At this point, we do not know if Donald Trump’s eerie revelation of an “incredible new weapons system” to Bob Woodward was more of his trademark incompetence or bluster intended to warn China and Russia. Either way, it has analysts scratching their heads. Veteran Washington Post associate editor Bob Woodward described how the embattled President disclosed the existence of a nuclear weapons system.
According to Woodward’s book ‘Rage’, President Trump said: “I have built a nuclear – a weapons system that nobody’s ever had in this country before. “We have stuff that you haven’t event seen or heard about. We have stuff that Putin and Xi have never heard about before. There’s nobody – what we have is incredible.”
James Acton, co-director of the Carnegie Endowment for International Peace’s nuclear policy program, tweeted yesterday that Trump was likely referring to the submarine-launched low-yield nuclear warhead, the existence of which was confirmed last February by the Pentagon.
A 2018 Pentagon report called for the U.S. to expand its low-yield nuclear capability. This was met with consternation not only by adversaries Russia and China but also lawmakers in the U.S.
“The administration’s decision to deploy the W76-2 warhead remains a misguided and dangerous one. The deployment of this warhead does nothing to make Americans safer,” said Democratic Representative Adam Smith, chairman of the House Armed Services Committee.
Arms-control advocates have warned that such low-yield weapons lower protective benchmarks for the potential use of nuclear weapons hence make a nuclear conflict more likely. Low-yield nuclear weapons are intended for insulated combat theaters yet many military analysts, rightly, fear that the introduction of smaller nukes into conventional warfare will quickly qualify the use of larger weapons outside of combat theater.
“President Trump now has a more usable nuclear weapon that is a dangerous solution in search of a problem,” said Kingston Reif, director for disarmament and threat reduction policy at the Arms Control Association advocacy group.
However, some policy makers in the US military see low-yield nukes as a way to counter Russian and Chinese battlefield threats. According to Popular Mechanics, “The Pentagon reaffirmed its determination to field a new nuclear weapon designed to allow the U.S. to match Russian and Chinese nukes on the battlefield. In an interview with Seapower magazine, Undersecretary of Defense for Policy John Rood stated that the nukes are necessary to counter Russian plans to use low-yield nuclear weapons early in a conflict, frightening its enemies into a ceasefire.
“Rood said the need for the new low-yield weapons came from intelligence reports of Russian emphasis on the use of nuclear weapons earlier in a conflict, “and the mistaken belief that they have the ability to use a low-yield nuclear weapon earlier in the conflict in a way to deter response.” He cited Russian President Vladimir Putin’s public statements advocating the early use of low-yield nuclear weapons “as a way of deterring an adversary.”
Trump’s decision to signal a U.S. willingness to deploy such weapons could all be typical bluster and peacockerry. This is not his first time to bump gums about classified, new weapons systems before their unveiling.
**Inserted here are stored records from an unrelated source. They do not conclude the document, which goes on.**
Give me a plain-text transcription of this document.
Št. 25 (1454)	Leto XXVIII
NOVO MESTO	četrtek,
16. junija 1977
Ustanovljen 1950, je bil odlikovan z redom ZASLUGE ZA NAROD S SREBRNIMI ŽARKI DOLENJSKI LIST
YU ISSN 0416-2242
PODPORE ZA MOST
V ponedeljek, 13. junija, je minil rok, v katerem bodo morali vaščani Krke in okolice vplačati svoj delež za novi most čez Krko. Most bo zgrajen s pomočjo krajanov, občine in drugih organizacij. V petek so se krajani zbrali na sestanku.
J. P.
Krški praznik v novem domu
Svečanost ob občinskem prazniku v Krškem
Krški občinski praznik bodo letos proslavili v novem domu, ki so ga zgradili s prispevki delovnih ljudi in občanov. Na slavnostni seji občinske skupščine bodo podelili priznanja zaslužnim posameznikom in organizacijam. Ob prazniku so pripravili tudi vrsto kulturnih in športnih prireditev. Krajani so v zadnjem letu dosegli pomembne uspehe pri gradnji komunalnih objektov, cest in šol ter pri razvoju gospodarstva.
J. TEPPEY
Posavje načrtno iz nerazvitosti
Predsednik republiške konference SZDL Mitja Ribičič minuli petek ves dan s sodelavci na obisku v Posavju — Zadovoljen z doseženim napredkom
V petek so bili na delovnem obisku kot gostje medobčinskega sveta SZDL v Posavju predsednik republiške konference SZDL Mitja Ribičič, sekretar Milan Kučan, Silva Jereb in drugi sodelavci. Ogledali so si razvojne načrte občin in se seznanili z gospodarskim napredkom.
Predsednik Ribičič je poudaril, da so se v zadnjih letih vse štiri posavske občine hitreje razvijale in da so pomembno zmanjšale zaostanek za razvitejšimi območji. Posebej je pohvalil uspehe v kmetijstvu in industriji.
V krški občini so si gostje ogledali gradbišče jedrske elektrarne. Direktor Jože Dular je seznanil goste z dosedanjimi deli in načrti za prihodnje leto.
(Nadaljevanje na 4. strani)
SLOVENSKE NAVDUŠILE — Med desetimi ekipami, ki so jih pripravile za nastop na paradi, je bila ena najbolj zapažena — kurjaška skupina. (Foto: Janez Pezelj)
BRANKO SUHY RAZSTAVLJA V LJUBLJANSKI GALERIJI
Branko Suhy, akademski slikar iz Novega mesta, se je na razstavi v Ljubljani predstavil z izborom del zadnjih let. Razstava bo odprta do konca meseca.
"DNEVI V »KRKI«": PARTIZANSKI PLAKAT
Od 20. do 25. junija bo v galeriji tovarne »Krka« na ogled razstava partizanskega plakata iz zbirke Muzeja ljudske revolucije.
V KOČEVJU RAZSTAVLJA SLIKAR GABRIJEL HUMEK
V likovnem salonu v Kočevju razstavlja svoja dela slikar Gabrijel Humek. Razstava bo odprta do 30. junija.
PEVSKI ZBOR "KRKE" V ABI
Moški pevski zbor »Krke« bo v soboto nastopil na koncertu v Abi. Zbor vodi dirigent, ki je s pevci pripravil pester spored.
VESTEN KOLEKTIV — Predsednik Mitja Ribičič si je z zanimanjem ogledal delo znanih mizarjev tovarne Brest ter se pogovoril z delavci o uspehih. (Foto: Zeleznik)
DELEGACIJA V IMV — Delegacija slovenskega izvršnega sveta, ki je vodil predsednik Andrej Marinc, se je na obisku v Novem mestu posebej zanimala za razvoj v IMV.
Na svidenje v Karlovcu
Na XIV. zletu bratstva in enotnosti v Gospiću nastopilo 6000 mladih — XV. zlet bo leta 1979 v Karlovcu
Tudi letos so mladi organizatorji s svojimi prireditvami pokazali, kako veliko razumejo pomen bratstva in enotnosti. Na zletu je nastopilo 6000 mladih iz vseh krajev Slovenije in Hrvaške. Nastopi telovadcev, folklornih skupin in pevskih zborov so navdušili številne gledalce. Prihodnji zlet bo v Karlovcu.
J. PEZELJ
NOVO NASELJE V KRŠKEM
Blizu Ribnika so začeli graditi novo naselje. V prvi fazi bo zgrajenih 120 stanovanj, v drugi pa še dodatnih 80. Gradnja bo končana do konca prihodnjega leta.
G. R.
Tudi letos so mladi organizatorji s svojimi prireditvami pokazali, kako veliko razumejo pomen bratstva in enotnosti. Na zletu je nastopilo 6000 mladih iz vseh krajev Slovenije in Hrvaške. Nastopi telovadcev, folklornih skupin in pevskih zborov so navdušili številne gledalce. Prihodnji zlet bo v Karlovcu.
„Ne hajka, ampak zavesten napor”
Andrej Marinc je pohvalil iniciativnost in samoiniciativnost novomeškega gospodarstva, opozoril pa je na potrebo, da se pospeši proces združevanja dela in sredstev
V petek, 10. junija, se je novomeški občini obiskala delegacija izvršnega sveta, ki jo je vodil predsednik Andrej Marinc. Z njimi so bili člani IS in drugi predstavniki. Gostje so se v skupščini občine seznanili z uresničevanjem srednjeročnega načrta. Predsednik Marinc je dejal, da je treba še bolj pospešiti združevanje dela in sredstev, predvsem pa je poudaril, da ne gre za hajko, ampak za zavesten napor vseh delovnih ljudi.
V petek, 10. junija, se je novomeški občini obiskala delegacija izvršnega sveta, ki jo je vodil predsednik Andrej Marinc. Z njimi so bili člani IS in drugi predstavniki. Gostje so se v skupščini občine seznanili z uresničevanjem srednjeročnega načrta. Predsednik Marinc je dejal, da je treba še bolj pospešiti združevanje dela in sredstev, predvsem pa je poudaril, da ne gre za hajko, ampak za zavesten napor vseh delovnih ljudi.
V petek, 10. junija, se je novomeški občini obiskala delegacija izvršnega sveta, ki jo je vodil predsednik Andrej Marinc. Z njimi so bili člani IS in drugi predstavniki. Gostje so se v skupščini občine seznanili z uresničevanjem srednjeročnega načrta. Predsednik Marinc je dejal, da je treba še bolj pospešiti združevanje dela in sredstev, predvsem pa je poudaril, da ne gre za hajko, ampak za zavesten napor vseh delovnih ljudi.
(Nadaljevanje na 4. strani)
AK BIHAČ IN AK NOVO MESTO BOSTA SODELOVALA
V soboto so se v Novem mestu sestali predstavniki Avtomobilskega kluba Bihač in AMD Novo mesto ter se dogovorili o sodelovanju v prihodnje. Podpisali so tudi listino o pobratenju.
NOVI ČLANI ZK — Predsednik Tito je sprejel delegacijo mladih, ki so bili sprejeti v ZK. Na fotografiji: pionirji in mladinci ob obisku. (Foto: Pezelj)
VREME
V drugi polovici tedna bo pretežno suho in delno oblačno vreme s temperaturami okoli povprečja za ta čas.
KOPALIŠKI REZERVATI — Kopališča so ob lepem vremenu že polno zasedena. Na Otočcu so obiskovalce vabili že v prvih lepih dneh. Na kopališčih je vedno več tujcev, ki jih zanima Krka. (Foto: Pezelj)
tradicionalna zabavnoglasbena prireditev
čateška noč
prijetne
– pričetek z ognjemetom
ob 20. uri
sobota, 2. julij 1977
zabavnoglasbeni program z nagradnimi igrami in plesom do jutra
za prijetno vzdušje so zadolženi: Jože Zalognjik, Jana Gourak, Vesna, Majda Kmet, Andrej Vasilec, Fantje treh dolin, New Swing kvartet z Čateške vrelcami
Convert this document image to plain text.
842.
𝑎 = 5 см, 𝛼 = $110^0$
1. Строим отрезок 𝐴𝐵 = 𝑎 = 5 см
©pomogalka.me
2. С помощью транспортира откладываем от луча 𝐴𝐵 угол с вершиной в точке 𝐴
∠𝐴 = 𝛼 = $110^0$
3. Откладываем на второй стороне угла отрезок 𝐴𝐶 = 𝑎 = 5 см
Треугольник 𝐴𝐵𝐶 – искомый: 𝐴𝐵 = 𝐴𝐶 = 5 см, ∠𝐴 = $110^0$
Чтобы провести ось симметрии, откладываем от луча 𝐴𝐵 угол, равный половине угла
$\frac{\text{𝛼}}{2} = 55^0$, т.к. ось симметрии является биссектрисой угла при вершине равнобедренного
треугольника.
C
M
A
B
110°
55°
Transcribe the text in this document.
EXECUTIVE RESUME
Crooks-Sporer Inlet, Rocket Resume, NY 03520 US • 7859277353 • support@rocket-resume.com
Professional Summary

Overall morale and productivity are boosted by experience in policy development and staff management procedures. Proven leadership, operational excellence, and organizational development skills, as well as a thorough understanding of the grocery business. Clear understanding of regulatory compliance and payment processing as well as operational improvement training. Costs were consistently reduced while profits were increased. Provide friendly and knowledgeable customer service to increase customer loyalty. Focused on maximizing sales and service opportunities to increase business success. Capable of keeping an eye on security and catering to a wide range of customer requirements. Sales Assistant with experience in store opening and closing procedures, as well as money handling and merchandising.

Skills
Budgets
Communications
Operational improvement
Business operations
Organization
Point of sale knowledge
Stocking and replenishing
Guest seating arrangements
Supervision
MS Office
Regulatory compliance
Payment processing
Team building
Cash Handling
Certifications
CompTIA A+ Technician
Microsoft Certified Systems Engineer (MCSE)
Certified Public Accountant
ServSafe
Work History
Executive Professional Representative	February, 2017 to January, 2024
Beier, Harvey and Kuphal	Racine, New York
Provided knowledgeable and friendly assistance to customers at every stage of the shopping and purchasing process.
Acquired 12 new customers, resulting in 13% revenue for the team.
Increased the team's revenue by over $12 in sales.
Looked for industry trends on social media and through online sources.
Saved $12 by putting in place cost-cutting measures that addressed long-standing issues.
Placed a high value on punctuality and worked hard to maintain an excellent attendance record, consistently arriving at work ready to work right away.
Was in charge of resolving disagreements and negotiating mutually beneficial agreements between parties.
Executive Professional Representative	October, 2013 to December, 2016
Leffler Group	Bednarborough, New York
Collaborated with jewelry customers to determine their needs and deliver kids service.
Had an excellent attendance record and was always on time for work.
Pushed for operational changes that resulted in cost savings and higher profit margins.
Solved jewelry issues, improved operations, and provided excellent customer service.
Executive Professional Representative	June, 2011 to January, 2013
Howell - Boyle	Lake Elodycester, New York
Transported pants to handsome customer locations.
Trump has repeatedly touted the “super duper missile” which turned out to be a hypersonic glide body which the Pentagon successfully tested last March. Nonetheless, the US, China, and Russia have lobbed a dangerous series of signals to one another and engaged in war games with a dramatic new frequency. Hotspots around the globe such as the South China Sea, Ukraine, Hong Kong, Belarus, and Syria are growing increasingly tense. The cumulative danger of these aforementioned locales of conflict has put all major military powers on a war footing unseen since the most precarious days of the Cold War. An embattled President in an election year revealing a new-fangled weapons system during strained international relations with nuclear armed nations can not be dismissed.
Also in Woodward’s new book, Trump admitted he was aware the coronavirus pandemic was far more lethal than he had been publicly articulating to the American people.
On a February phone call, Trump said “You just breathe the air and that’s how it’s passed. And so that’s a very tricky one. That’s a very delicate one. It’s also more deadly than even your strenuous flu. This is deadly stuff.”